Contract Engineering Services – What To Expect

Contract Engineering Services – What To Expect

Contract Engineering Services – What To Expect

Any HR manager, IT manager, engineering manager, business owner, or office admin can refer to this post for advice on initiating the process for sourcing contract engineering services.

Contract engineering services refer to the placement of contingent staff with specialized skillsets for a period of 3-12 months (or longer), either onsite or remote.  These contractors are typically in Engineering, IT professions, Software Development, and many other technical fields that require either a short-term flexible employee or a highly-specialized quasi-consultant.

Be Careful! — These individuals qualify as “independent contractors” if they are not under the control and direction of a first-line manager or any other manager.  However, according to most state employment laws, they may be considered an “employee” of your company.

Partnering with a contract engineering services provider like Expect Technical Staffing can remedy this scenario and enable your company to hire contractors for short-term assignments and long-term critical projects.

By doing so, Expect Technical Staffing would be the provider of payroll services, workers comp insurance, employee liability insurance, unemployment insurance fees, and any other department of labor & employment fees required.  Also, Expect Technical Staffing may act as a dotted line to the employer and contractor during conflict or termination.

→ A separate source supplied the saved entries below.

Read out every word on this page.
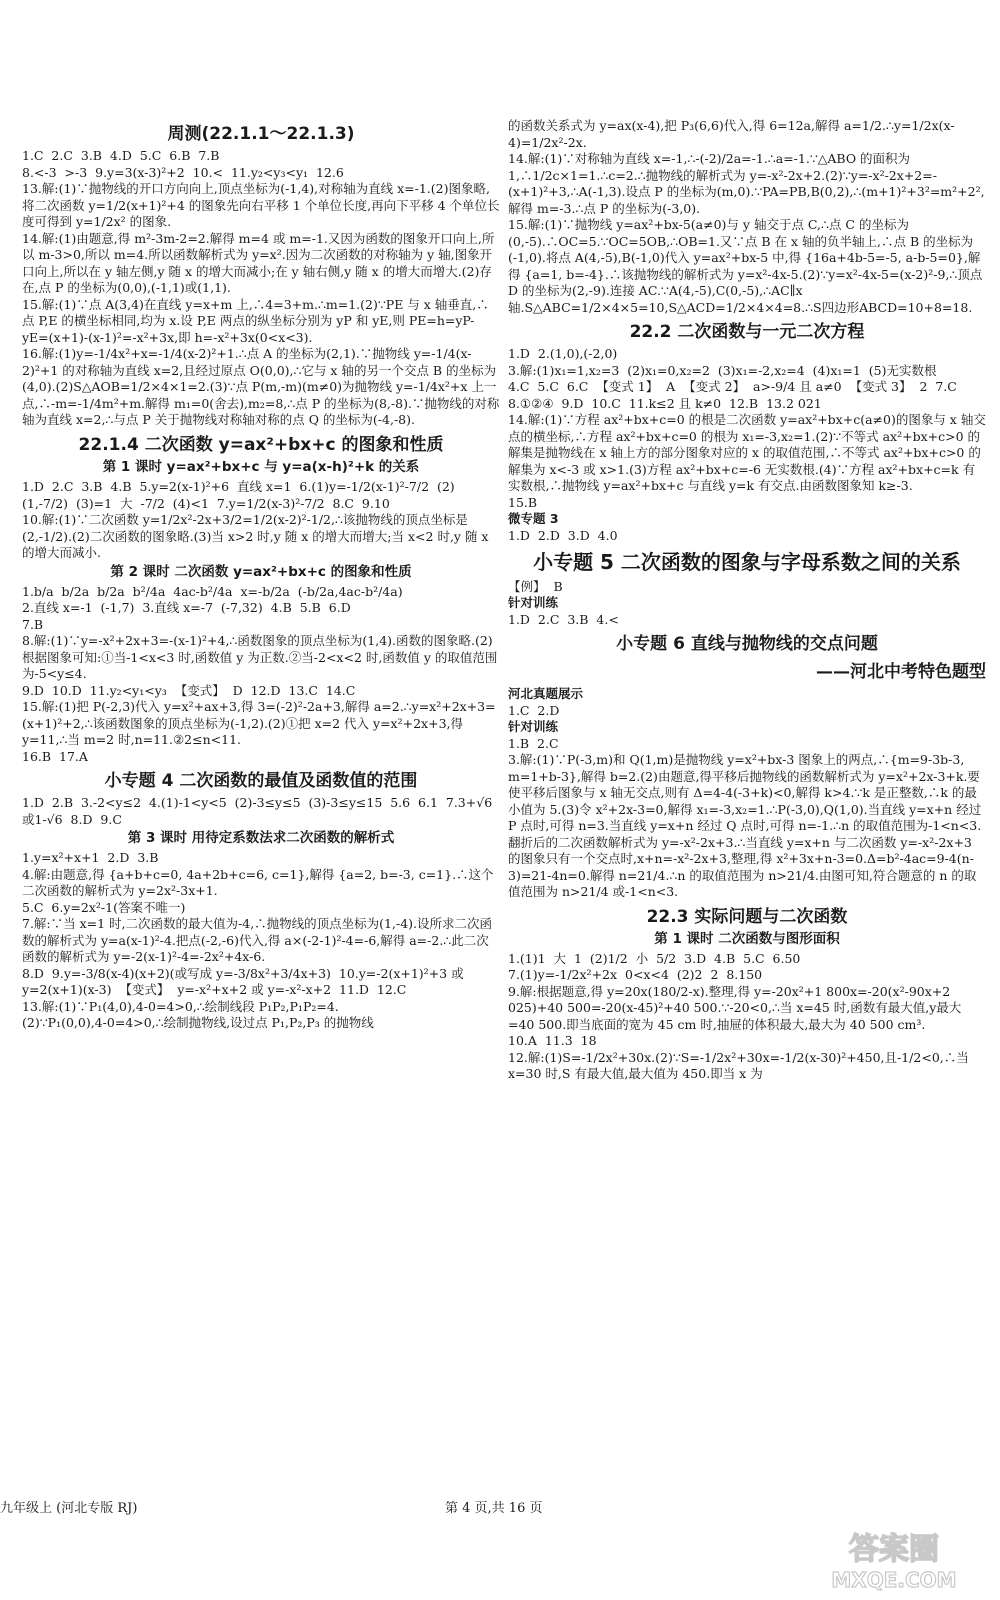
周测(22.1.1～22.1.3)
1.C  2.C  3.B  4.D  5.C  6.B  7.B
8.<-3  >-3  9.y=3(x-3)²+2  10.<  11.y₂<y₃<y₁  12.6
13.解:(1)∵抛物线的开口方向向上,顶点坐标为(-1,4),对称轴为直线 x=-1.(2)图象略,将二次函数 y=1/2(x+1)²+4 的图象先向右平移 1 个单位长度,再向下平移 4 个单位长度可得到 y=1/2x² 的图象.
14.解:(1)由题意,得 m²-3m-2=2.解得 m=4 或 m=-1.又因为函数的图象开口向上,所以 m-3>0,所以 m=4.所以函数解析式为 y=x².因为二次函数的对称轴为 y 轴,图象开口向上,所以在 y 轴左侧,y 随 x 的增大而减小;在 y 轴右侧,y 随 x 的增大而增大.(2)存在,点 P 的坐标为(0,0),(-1,1)或(1,1).
15.解:(1)∵点 A(3,4)在直线 y=x+m 上,∴4=3+m.∴m=1.(2)∵PE 与 x 轴垂直,∴点 P,E 的横坐标相同,均为 x.设 P,E 两点的纵坐标分别为 yP 和 yE,则 PE=h=yP-yE=(x+1)-(x-1)²=-x²+3x,即 h=-x²+3x(0<x<3).
16.解:(1)y=-1/4x²+x=-1/4(x-2)²+1.∴点 A 的坐标为(2,1).∵抛物线 y=-1/4(x-2)²+1 的对称轴为直线 x=2,且经过原点 O(0,0),∴它与 x 轴的另一个交点 B 的坐标为(4,0).(2)S△AOB=1/2×4×1=2.(3)∵点 P(m,-m)(m≠0)为抛物线 y=-1/4x²+x 上一点,∴-m=-1/4m²+m.解得 m₁=0(舍去),m₂=8,∴点 P 的坐标为(8,-8).∵抛物线的对称轴为直线 x=2,∴与点 P 关于抛物线对称轴对称的点 Q 的坐标为(-4,-8).
22.1.4 二次函数 y=ax²+bx+c 的图象和性质
第 1 课时 y=ax²+bx+c 与 y=a(x-h)²+k 的关系
1.D  2.C  3.B  4.B  5.y=2(x-1)²+6  直线 x=1  6.(1)y=-1/2(x-1)²-7/2  (2)(1,-7/2)  (3)=1  大  -7/2  (4)<1  7.y=1/2(x-3)²-7/2  8.C  9.10
10.解:(1)∵二次函数 y=1/2x²-2x+3/2=1/2(x-2)²-1/2,∴该抛物线的顶点坐标是(2,-1/2).(2)二次函数的图象略.(3)当 x>2 时,y 随 x 的增大而增大;当 x<2 时,y 随 x 的增大而减小.
第 2 课时 二次函数 y=ax²+bx+c 的图象和性质
1.b/a  b/2a  b/2a  b²/4a  4ac-b²/4a  x=-b/2a  (-b/2a,4ac-b²/4a)
2.直线 x=-1  (-1,7)  3.直线 x=-7  (-7,32)  4.B  5.B  6.D
7.B
8.解:(1)∵y=-x²+2x+3=-(x-1)²+4,∴函数图象的顶点坐标为(1,4).函数的图象略.(2)根据图象可知:①当-1<x<3 时,函数值 y 为正数.②当-2<x<2 时,函数值 y 的取值范围为-5<y≤4.
9.D  10.D  11.y₂<y₁<y₃  【变式】  D  12.D  13.C  14.C
15.解:(1)把 P(-2,3)代入 y=x²+ax+3,得 3=(-2)²-2a+3,解得 a=2.∴y=x²+2x+3=(x+1)²+2,∴该函数图象的顶点坐标为(-1,2).(2)①把 x=2 代入 y=x²+2x+3,得 y=11,∴当 m=2 时,n=11.②2≤n<11.
16.B  17.A
小专题 4 二次函数的最值及函数值的范围
1.D  2.B  3.-2<y≤2  4.(1)-1<y<5  (2)-3≤y≤5  (3)-3≤y≤15  5.6  6.1  7.3+√6或1-√6  8.D  9.C
第 3 课时 用待定系数法求二次函数的解析式
1.y=x²+x+1  2.D  3.B
4.解:由题意,得 {a+b+c=0, 4a+2b+c=6, c=1},解得 {a=2, b=-3, c=1}.∴这个二次函数的解析式为 y=2x²-3x+1.
5.C  6.y=2x²-1(答案不唯一)
7.解:∵当 x=1 时,二次函数的最大值为-4,∴抛物线的顶点坐标为(1,-4).设所求二次函数的解析式为 y=a(x-1)²-4.把点(-2,-6)代入,得 a×(-2-1)²-4=-6,解得 a=-2.∴此二次函数的解析式为 y=-2(x-1)²-4=-2x²+4x-6.
8.D  9.y=-3/8(x-4)(x+2)(或写成 y=-3/8x²+3/4x+3)  10.y=-2(x+1)²+3 或 y=2(x+1)(x-3)  【变式】  y=-x²+x+2 或 y=-x²-x+2  11.D  12.C
13.解:(1)∵P₁(4,0),4-0=4>0,∴绘制线段 P₁P₂,P₁P₂=4.
(2)∵P₁(0,0),4-0=4>0,∴绘制抛物线,设过点 P₁,P₂,P₃ 的抛物线
的函数关系式为 y=ax(x-4),把 P₃(6,6)代入,得 6=12a,解得 a=1/2.∴y=1/2x(x-4)=1/2x²-2x.
14.解:(1)∵对称轴为直线 x=-1,∴-(-2)/2a=-1.∴a=-1.∵△ABO 的面积为 1,∴1/2c×1=1.∴c=2.∴抛物线的解析式为 y=-x²-2x+2.(2)∵y=-x²-2x+2=-(x+1)²+3,∴A(-1,3).设点 P 的坐标为(m,0).∵PA=PB,B(0,2),∴(m+1)²+3²=m²+2²,解得 m=-3.∴点 P 的坐标为(-3,0).
15.解:(1)∵抛物线 y=ax²+bx-5(a≠0)与 y 轴交于点 C,∴点 C 的坐标为(0,-5).∴OC=5.∵OC=5OB,∴OB=1.又∵点 B 在 x 轴的负半轴上,∴点 B 的坐标为(-1,0).将点 A(4,-5),B(-1,0)代入 y=ax²+bx-5 中,得 {16a+4b-5=-5, a-b-5=0},解得 {a=1, b=-4}.∴该抛物线的解析式为 y=x²-4x-5.(2)∵y=x²-4x-5=(x-2)²-9,∴顶点 D 的坐标为(2,-9).连接 AC.∵A(4,-5),C(0,-5),∴AC∥x 轴.S△ABC=1/2×4×5=10,S△ACD=1/2×4×4=8.∴S四边形ABCD=10+8=18.
22.2 二次函数与一元二次方程
1.D  2.(1,0),(-2,0)
3.解:(1)x₁=1,x₂=3  (2)x₁=0,x₂=2  (3)x₁=-2,x₂=4  (4)x₁=1  (5)无实数根
4.C  5.C  6.C  【变式 1】  A  【变式 2】  a>-9/4 且 a≠0  【变式 3】  2  7.C  8.①②④  9.D  10.C  11.k≤2 且 k≠0  12.B  13.2 021
14.解:(1)∵方程 ax²+bx+c=0 的根是二次函数 y=ax²+bx+c(a≠0)的图象与 x 轴交点的横坐标,∴方程 ax²+bx+c=0 的根为 x₁=-3,x₂=1.(2)∵不等式 ax²+bx+c>0 的解集是抛物线在 x 轴上方的部分图象对应的 x 的取值范围,∴不等式 ax²+bx+c>0 的解集为 x<-3 或 x>1.(3)方程 ax²+bx+c=-6 无实数根.(4)∵方程 ax²+bx+c=k 有实数根,∴抛物线 y=ax²+bx+c 与直线 y=k 有交点.由函数图象知 k≥-3.
15.B
微专题 3
1.D  2.D  3.D  4.0
小专题 5 二次函数的图象与字母系数之间的关系
【例】  B
针对训练
1.D  2.C  3.B  4.<
小专题 6 直线与抛物线的交点问题
——河北中考特色题型
河北真题展示
1.C  2.D
针对训练
1.B  2.C
3.解:(1)∵P(-3,m)和 Q(1,m)是抛物线 y=x²+bx-3 图象上的两点,∴{m=9-3b-3, m=1+b-3},解得 b=2.(2)由题意,得平移后抛物线的函数解析式为 y=x²+2x-3+k.要使平移后图象与 x 轴无交点,则有 Δ=4-4(-3+k)<0,解得 k>4.∵k 是正整数,∴k 的最小值为 5.(3)令 x²+2x-3=0,解得 x₁=-3,x₂=1.∴P(-3,0),Q(1,0).当直线 y=x+n 经过 P 点时,可得 n=3.当直线 y=x+n 经过 Q 点时,可得 n=-1.∴n 的取值范围为-1<n<3.翻折后的二次函数解析式为 y=-x²-2x+3.∴当直线 y=x+n 与二次函数 y=-x²-2x+3 的图象只有一个交点时,x+n=-x²-2x+3,整理,得 x²+3x+n-3=0.Δ=b²-4ac=9-4(n-3)=21-4n=0.解得 n=21/4.∴n 的取值范围为 n>21/4.由图可知,符合题意的 n 的取值范围为 n>21/4 或-1<n<3.
22.3 实际问题与二次函数
第 1 课时 二次函数与图形面积
1.(1)1  大  1  (2)1/2  小  5/2  3.D  4.B  5.C  6.50
7.(1)y=-1/2x²+2x  0<x<4  (2)2  2  8.150
9.解:根据题意,得 y=20x(180/2-x).整理,得 y=-20x²+1 800x=-20(x²-90x+2 025)+40 500=-20(x-45)²+40 500.∵-20<0,∴当 x=45 时,函数有最大值,y最大=40 500.即当底面的宽为 45 cm 时,抽屉的体积最大,最大为 40 500 cm³.
10.A  11.3  18
12.解:(1)S=-1/2x²+30x.(2)∵S=-1/2x²+30x=-1/2(x-30)²+450,且-1/2<0,∴当 x=30 时,S 有最大值,最大值为 450.即当 x 为
九年级上 (河北专版 RJ)	第 4 页,共 16 页
答案圈
MXQE.COM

All contract engineering service providers will charge a margin for the contractor’s hours invoiced to cover the expense listed above and, more importantly, offset the cash flow risk involved with payroll.  The only way around this is to hire the contractor “quasi-direct”, but the company would be responsible for employee benefits if he/she decides to file for unemployment.

As this type of hiring process involves complex labor laws related to both contingent employees and full-time/permanent employees, it’s always advised that the employer consults with an attorney specializing in labor and employment law.